Azure VM Cluster (via Dask)#

Warning

This is a legacy page and may contain outdated information. We are working hard to update our documentation with the latest and greatest information, thank you for bearing with us.

RAPIDS can be deployed at scale using Azure Machine Learning Service and easily scales up to any size needed. We have written a detailed guide with helper scripts to get everything deployed, but the high level procedure is:

1. Create. Create your Azure Resource Group.

2. Workspace. Within the Resource Group, create an Azure Machine Learning service Workspace.

3. Config. Within the Workspace, download the config.json file and verify that subscription_id, resource_group, and workspace_name are set correctly for your environment.

4. Quota. Within your Workspace, check your Usage + Quota to ensure you have enough quota to launch your desired cluster size.

5. Clone. From your local machine, clone the RAPIDS demonstration code and helper scripts.

6. Run Utility. Run the RAPIDS helper utility script to initialize the Azure Machine Learning service Workspace:

$ ./start_azureml.py\
 --config=[CONFIG_PATH]\
 --vm_size=[VM_SIZE]\
 --node_count=[NUM_NODES]

[CONFIG_PATH] = the path to the config file you downloaded in step three.

7. Start. Open your browser to http://localhost:8888 and get started!

See the guide or GitHub for more details.RAPIDS can be deployed on a Dask cluster on Azure ML Compute using dask-cloud provider.

1. Install. Install Azure tools (azure-cli).

2. Install dask-cloudprovider:

$ pip install dask-cloudprovider

3. Config. Create your workspace config file -see Azure docs for details.

4. Environment. Setup your Azure ML core environment using the RAPIDS docker container:

>>> from azureml.core import Environment
>>> # create the environment
>>> rapids_env = Environment('rapids_env')
>>> # create the environment inside a Docker container
>>> rapids_env.docker.enabled = True
>>> # specify docker steps as a string. Alternatively, load the string from a file
>>> dockerfile = """
>>> FROM [CONTAINER]:[TAG]
>>> RUN source activate rapids &&\
>>> pip install azureml-sdk &&\
>>> [ADDITIONAL_LIBRARIES]
>>> """
>>> # set base image to None since the image is defined by dockerfile
>>> rapids_env.docker.base_image = None
>>> rapids_env.docker.base_dockerfile = dockerfile
>>> # use rapids environment in the container
>>> rapids_env.python.user_managed_dependencies = True

[CONTAINER] = RAPIDS container to be used, for example, rapidsai/rapidsai
[TAG] = Docker container tag.
[ADDITIONAL_LIBRARIES] = Additional libraries required by the user can be installed by either using conda or pip install.

5. Setup.

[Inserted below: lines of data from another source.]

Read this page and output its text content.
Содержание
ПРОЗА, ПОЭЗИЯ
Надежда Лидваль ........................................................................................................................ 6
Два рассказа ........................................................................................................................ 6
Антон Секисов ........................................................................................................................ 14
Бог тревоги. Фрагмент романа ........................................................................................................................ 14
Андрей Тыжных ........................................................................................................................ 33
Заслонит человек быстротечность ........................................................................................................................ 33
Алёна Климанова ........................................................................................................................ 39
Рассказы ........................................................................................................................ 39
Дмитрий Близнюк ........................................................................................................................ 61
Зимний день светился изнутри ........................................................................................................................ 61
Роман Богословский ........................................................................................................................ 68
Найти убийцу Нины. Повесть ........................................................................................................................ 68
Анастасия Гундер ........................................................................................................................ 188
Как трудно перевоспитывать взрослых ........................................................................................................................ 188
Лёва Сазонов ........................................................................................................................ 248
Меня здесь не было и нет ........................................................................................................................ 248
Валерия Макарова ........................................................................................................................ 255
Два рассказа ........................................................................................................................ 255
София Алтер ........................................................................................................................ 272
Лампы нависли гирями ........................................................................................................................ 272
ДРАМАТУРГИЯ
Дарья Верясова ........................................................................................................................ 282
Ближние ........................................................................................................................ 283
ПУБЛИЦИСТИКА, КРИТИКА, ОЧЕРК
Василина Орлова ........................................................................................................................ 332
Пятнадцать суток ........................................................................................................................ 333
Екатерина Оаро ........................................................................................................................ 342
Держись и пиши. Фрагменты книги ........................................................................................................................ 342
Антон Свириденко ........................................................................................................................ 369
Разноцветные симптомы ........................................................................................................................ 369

Setup your Azure ML Workspace using the config file created in the previous step:

>>> from azureml.core import Workspace
>>> ws = Workspace.from_config()

6. Create the AzureMLCluster:

>>> from dask_cloudprovider import AzureMLCluster
>>> cluster = AzureMLCluster(ws,
                             datastores=ws.datastores.values(),
                             environment_definition=rapids_env,
                             initial_node_count=[NUM_NODES])

[NUM_NODES] = Number of nodes to be used.

7. Run Notebook. In a Jupyter notebook, the cluster object will return a widget allowing you to scale up and containing links to the Jupyter Lab session running on the headnode and Dask dashboard, which are forwarded to local ports for you -unless running on a remote Compute Instance.